Pub Date: April 15th, 2014
ISBN: 978-0-374-17676-1
Publisher: Farrar, Straus and Giroux

A journalist and author from Johannesburg uses maps to retrace the boundaries of his boyhood, the dimensions of apartheid and the geography of imagination.

Gevisser, who has published previously about his native country (A Legacy of Liberation: Thabo Mbeki and the Future of the South African Dream, 2009, etc.) and wrote the script for the documentary The Man Who Drove with Mandela (1999), returns with an intimate journey through his life, a journey that took a wicked detour in January 2012 when he and two close friends suffered a brutal home invasion. The author begins with some brief pages about the event, mentions it again a few times in the ensuing narrative (it swims, sharklike, just below the surface of the text), then focuses on it in a 40-page section near the end. The author, who is Jewish and gay, writes affectingly about both these aspects of his life, but it was geography, initially, that consumed him as a boy.
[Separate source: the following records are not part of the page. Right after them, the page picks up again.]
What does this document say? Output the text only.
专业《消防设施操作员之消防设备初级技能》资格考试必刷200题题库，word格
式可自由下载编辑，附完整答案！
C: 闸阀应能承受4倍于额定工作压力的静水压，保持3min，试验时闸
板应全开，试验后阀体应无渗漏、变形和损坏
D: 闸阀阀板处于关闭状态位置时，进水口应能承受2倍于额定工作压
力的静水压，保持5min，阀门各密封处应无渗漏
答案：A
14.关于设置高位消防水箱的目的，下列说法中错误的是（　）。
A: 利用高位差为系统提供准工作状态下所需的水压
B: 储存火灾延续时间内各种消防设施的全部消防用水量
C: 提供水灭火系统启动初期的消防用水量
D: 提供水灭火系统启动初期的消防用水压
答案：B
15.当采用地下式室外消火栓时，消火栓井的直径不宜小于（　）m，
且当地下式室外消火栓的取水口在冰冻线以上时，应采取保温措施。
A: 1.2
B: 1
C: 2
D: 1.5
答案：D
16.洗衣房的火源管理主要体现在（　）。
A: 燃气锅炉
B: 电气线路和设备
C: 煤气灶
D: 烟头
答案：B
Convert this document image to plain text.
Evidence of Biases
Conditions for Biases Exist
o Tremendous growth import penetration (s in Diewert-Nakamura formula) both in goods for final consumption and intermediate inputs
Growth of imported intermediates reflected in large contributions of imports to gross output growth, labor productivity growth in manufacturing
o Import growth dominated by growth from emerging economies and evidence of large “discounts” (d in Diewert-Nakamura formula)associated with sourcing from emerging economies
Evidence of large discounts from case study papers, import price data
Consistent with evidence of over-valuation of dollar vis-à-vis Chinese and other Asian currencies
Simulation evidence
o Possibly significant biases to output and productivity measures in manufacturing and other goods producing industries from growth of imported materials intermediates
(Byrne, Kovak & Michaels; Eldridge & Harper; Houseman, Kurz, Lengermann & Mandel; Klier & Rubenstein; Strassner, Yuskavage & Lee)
He loved to play a self-invented game called “Dispatcher,” in which he used a map book to imagine lives and journeys; he often played for hours per day. (The game returns in the final section of his text.) Gradually, Gevisser guides us through his life—his family, schooling, travels, love of books and writing, and his dawning awareness of his sexual orientation, apartheid and danger. He includes many maps and photographs, some of which sent him into library archives. He includes accounts of his interviews with people from all walks of Johannesburg life, including a woman who guided him through the township of Alexandra. The home-invasion section is wrenching to read—though the author had the resources to visit therapists and to get away into the mountains with his partner, whom he refers to only as “C.”

An often moving account of the ways we navigate our emotional and geographical landscapes.